The rate inflation in terms of the equation of exchange may be expressed as

π = μ + ν − ρ

where π is the rate of inflation, μ is the rate of growth of the money supply, ν is the rate of growth of the velocity of money and ρ is the rate of growth of real output of the economy.

It is this concatenation of increases that accounts for some inflations, the extreme ones called hyperinflations reaching astronomical numbers. For examples of these see Episodes of Hyperinflation.

In reality for hyperinflations in countries with well established market economies the level of output does not decrease but remains constant until the very last stages when the economy falls apart. For countries making a transition from central control to market-orientation the output does decrease drastically because some state enterprises which are operating at a financial loss have to cut back production drastically.
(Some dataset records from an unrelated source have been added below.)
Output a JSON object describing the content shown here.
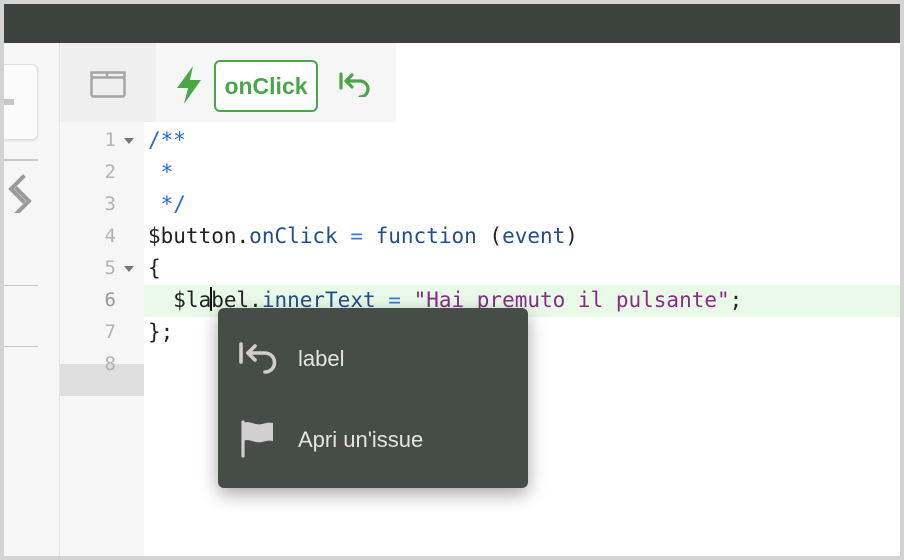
{
  "toolbar": {
    "event_badge": "onClick",
    "icons": [
      "panels-icon",
      "bolt-icon",
      "undo-icon"
    ],
    "accent_color": "#4ba64b"
  },
  "code": {
    "line_numbers": [
      "1",
      "2",
      "3",
      "4",
      "5",
      "6",
      "7",
      "8"
    ],
    "foldable_lines": [
      "1",
      "5"
    ],
    "active_line": "6",
    "line1": "/**",
    "line2": " *",
    "line3": " */",
    "line4_var": "$button",
    "line4_dot": ".",
    "line4_prop": "onClick",
    "line4_eq": " = ",
    "line4_kw": "function",
    "line4_open": " (",
    "line4_param": "event",
    "line4_close": ")",
    "line5": "{",
    "line6_indent": "  ",
    "line6_var_a": "$la",
    "line6_var_b": "bel",
    "line6_dot": ".",
    "line6_prop": "innerText",
    "line6_eq": " = ",
    "line6_str": "\"Hai premuto il pulsante\"",
    "line6_end": ";",
    "line7": "};",
    "line8": ""
  },
  "popup": {
    "items": [
      {
        "icon": "undo-icon",
        "label": "label"
      },
      {
        "icon": "flag-icon",
        "label": "Apri un'issue"
      }
    ]
  }
}
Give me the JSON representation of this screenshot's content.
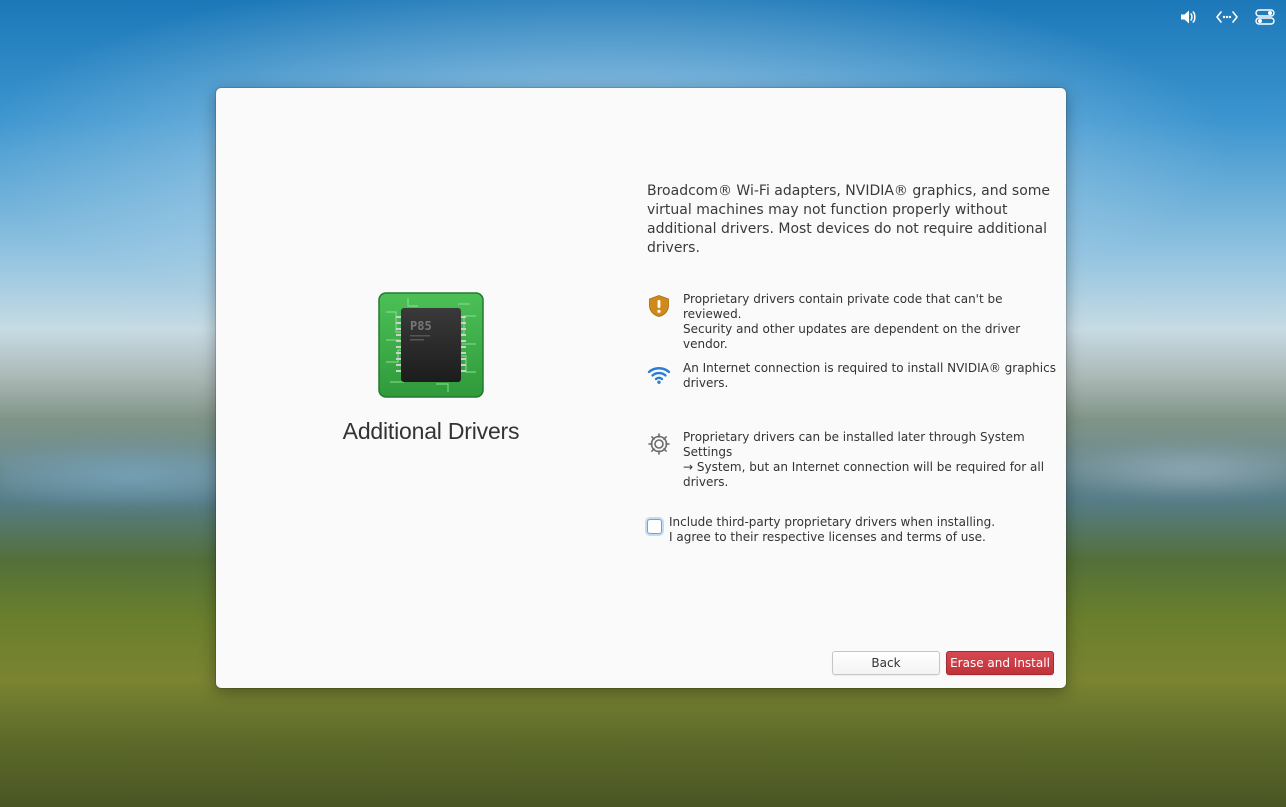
{
  "tray": {
    "icons": [
      "volume-icon",
      "network-icon",
      "settings-toggle-icon"
    ]
  },
  "dialog": {
    "title": "Additional Drivers",
    "chip_label": "P85",
    "intro": "Broadcom® Wi-Fi adapters, NVIDIA® graphics, and some virtual machines may not function properly without additional drivers. Most devices do not require additional drivers.",
    "notes": [
      {
        "icon": "shield-warning-icon",
        "line1": "Proprietary drivers contain private code that can't be reviewed.",
        "line2": "Security and other updates are dependent on the driver vendor."
      },
      {
        "icon": "wifi-icon",
        "line1": "An Internet connection is required to install NVIDIA® graphics",
        "line2": "drivers."
      },
      {
        "icon": "gear-icon",
        "line1": "Proprietary drivers can be installed later through System Settings",
        "line2": "→ System, but an Internet connection will be required for all",
        "line3": "drivers."
      }
    ],
    "consent": {
      "checked": false,
      "line1": "Include third-party proprietary drivers when installing.",
      "line2": "I agree to their respective licenses and terms of use."
    },
    "buttons": {
      "back": "Back",
      "install": "Erase and Install"
    }
  },
  "colors": {
    "accent_red": "#c8363f",
    "warning_orange": "#d08a1a",
    "wifi_blue": "#2a7fd4",
    "chip_green": "#3fae4a"
  }
}
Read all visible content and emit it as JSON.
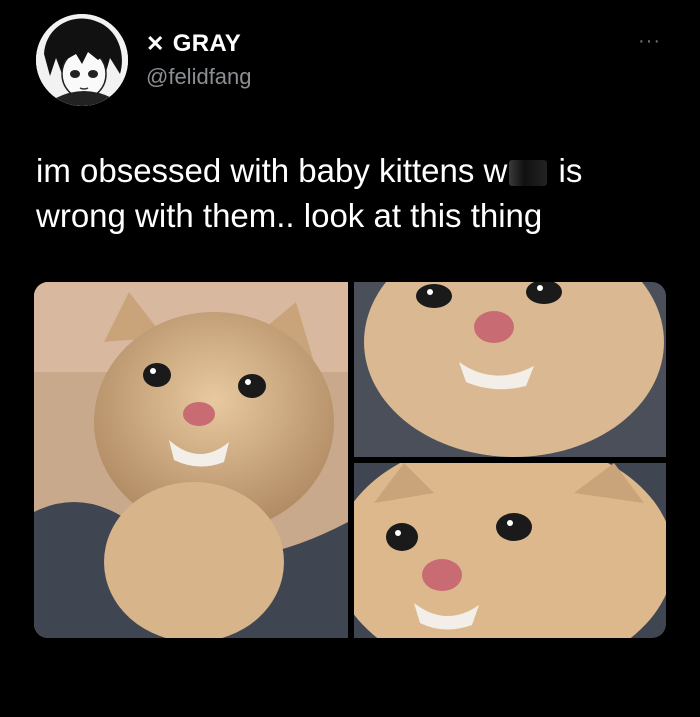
{
  "author": {
    "display_name": "GRAY",
    "name_prefix_icon": "x-icon",
    "handle": "@felidfang",
    "avatar_icon": "anime-avatar"
  },
  "more_label": "···",
  "tweet": {
    "text_part1": "im obsessed with baby kittens w",
    "text_part2": " is wrong with them.. look at this thing"
  },
  "media": {
    "images": [
      {
        "name": "kitten-photo-left"
      },
      {
        "name": "kitten-photo-top-right"
      },
      {
        "name": "kitten-photo-bottom-right"
      }
    ]
  }
}
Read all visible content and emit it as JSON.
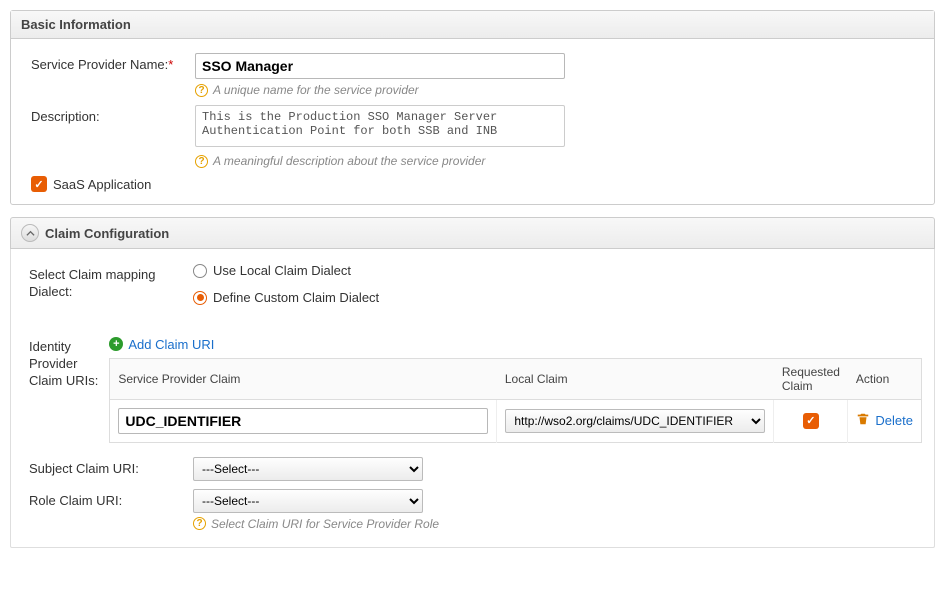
{
  "basic": {
    "header": "Basic Information",
    "service_provider_label": "Service Provider Name:",
    "service_provider_value": "SSO Manager",
    "service_provider_help": "A unique name for the service provider",
    "description_label": "Description:",
    "description_value": "This is the Production SSO Manager Server Authentication Point for both SSB and INB",
    "description_help": "A meaningful description about the service provider",
    "saas_label": "SaaS Application",
    "saas_checked": true
  },
  "claim": {
    "header": "Claim Configuration",
    "dialect_label": "Select Claim mapping Dialect:",
    "dialect_options": {
      "local": "Use Local Claim Dialect",
      "custom": "Define Custom Claim Dialect"
    },
    "dialect_selected": "custom",
    "idp_claim_label": "Identity Provider Claim URIs:",
    "add_claim_label": "Add Claim URI",
    "table_headers": {
      "sp_claim": "Service Provider Claim",
      "local_claim": "Local Claim",
      "requested": "Requested Claim",
      "action": "Action"
    },
    "rows": [
      {
        "sp_claim": "UDC_IDENTIFIER",
        "local_claim": "http://wso2.org/claims/UDC_IDENTIFIER",
        "requested": true
      }
    ],
    "delete_label": "Delete",
    "subject_label": "Subject Claim URI:",
    "subject_value": "---Select---",
    "role_label": "Role Claim URI:",
    "role_value": "---Select---",
    "role_help": "Select Claim URI for Service Provider Role"
  }
}
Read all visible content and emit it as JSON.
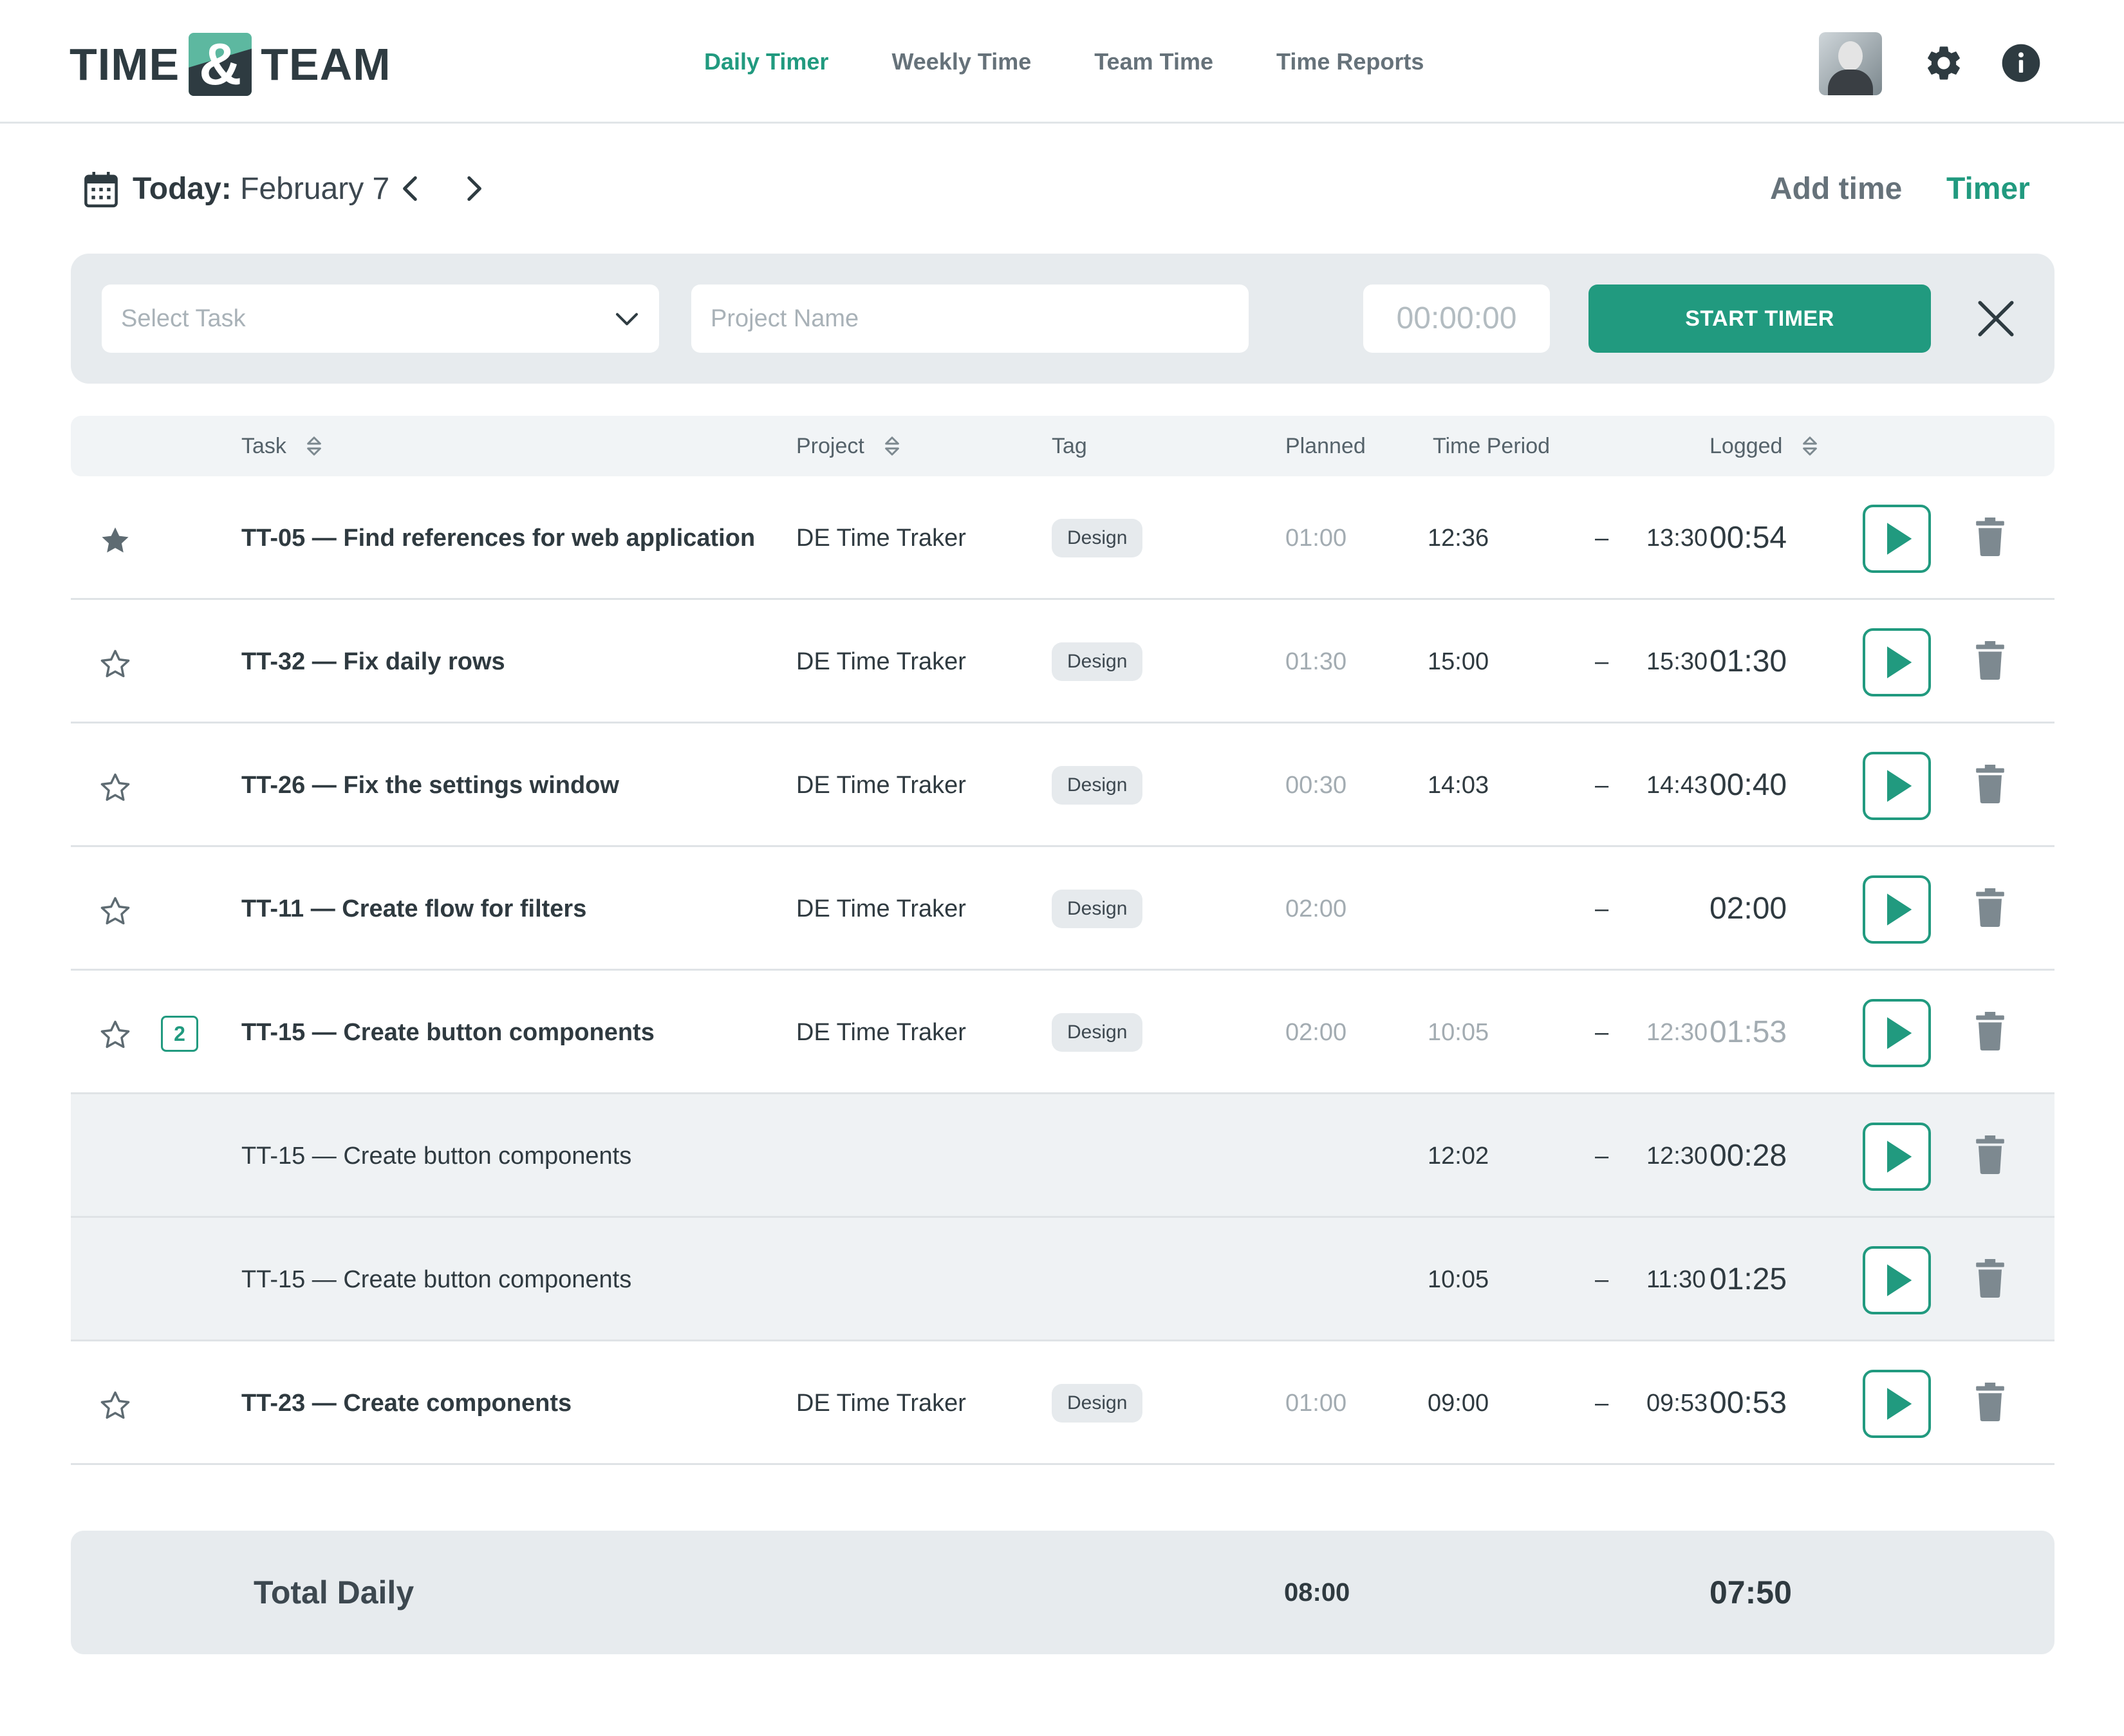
{
  "app": {
    "logo_left": "TIME",
    "logo_amp": "&",
    "logo_right": "TEAM"
  },
  "nav": [
    {
      "label": "Daily Timer",
      "active": true
    },
    {
      "label": "Weekly Time",
      "active": false
    },
    {
      "label": "Team Time",
      "active": false
    },
    {
      "label": "Time Reports",
      "active": false
    }
  ],
  "header_icons": [
    "avatar",
    "gear-icon",
    "info-icon"
  ],
  "date": {
    "prefix": "Today:",
    "value": "February 7"
  },
  "modes": {
    "add_time": "Add time",
    "timer": "Timer",
    "active": "timer"
  },
  "timer_bar": {
    "select_placeholder": "Select Task",
    "project_placeholder": "Project Name",
    "time": "00:00:00",
    "start_label": "START TIMER"
  },
  "columns": {
    "task": "Task",
    "project": "Project",
    "tag": "Tag",
    "planned": "Planned",
    "time_period": "Time Period",
    "logged": "Logged"
  },
  "rows": [
    {
      "starred": true,
      "name": "TT-05 — Find references for web application",
      "project": "DE Time Traker",
      "tag": "Design",
      "planned": "01:00",
      "start": "12:36",
      "dash": "–",
      "end": "13:30",
      "logged": "00:54"
    },
    {
      "starred": false,
      "name": "TT-32 — Fix daily rows",
      "project": "DE Time Traker",
      "tag": "Design",
      "planned": "01:30",
      "start": "15:00",
      "dash": "–",
      "end": "15:30",
      "logged": "01:30"
    },
    {
      "starred": false,
      "name": "TT-26 — Fix the settings window",
      "project": "DE Time Traker",
      "tag": "Design",
      "planned": "00:30",
      "start": "14:03",
      "dash": "–",
      "end": "14:43",
      "logged": "00:40"
    },
    {
      "starred": false,
      "name": "TT-11 — Create flow for filters",
      "project": "DE Time Traker",
      "tag": "Design",
      "planned": "02:00",
      "start": "",
      "dash": "–",
      "end": "",
      "logged": "02:00"
    },
    {
      "starred": false,
      "count": "2",
      "name": "TT-15 — Create button components",
      "project": "DE Time Traker",
      "tag": "Design",
      "planned": "02:00",
      "start": "10:05",
      "dash": "–",
      "end": "12:30",
      "logged": "01:53"
    },
    {
      "sub": true,
      "name": "TT-15 — Create button components",
      "start": "12:02",
      "dash": "–",
      "end": "12:30",
      "logged": "00:28"
    },
    {
      "sub": true,
      "name": "TT-15 — Create button components",
      "start": "10:05",
      "dash": "–",
      "end": "11:30",
      "logged": "01:25"
    },
    {
      "starred": false,
      "name": "TT-23 — Create components",
      "project": "DE Time Traker",
      "tag": "Design",
      "planned": "01:00",
      "start": "09:00",
      "dash": "–",
      "end": "09:53",
      "logged": "00:53"
    }
  ],
  "totals": {
    "label": "Total Daily",
    "planned": "08:00",
    "logged": "07:50"
  },
  "colors": {
    "accent": "#219a7f",
    "text": "#2f3a40",
    "muted": "#a3acb2",
    "panel": "#e7ebee"
  }
}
The Real Value of the Money Supply in a Hyperinflation

It is surprising but explanable that the monetary authorities during episodes of hyperinflation have the feeling that there is a shortage of money. The monetary authorities compare the amount of money in circulation to the price level and it seems that there is relatively little money in circulation. They are looking at the real value of the money supply, M/P. In fact, the real value of the money supply does become small during a hyperinflation and the equation of exchange explains why.


M/P = Q/V
 

Because money velocity V increases during the hyperinflation while the production Q stays constant or declines the ratio Q/V becomes very small. Monetary authorities may also look at the ratio of the real value of the money supply compared to the level of output. This would be


(M/P)/Q = 1/V
 

Thus in normal, noninflationary times the money supply might be equivalent to three months of output but in a hyperinflation it might drop to two weeks worth of output.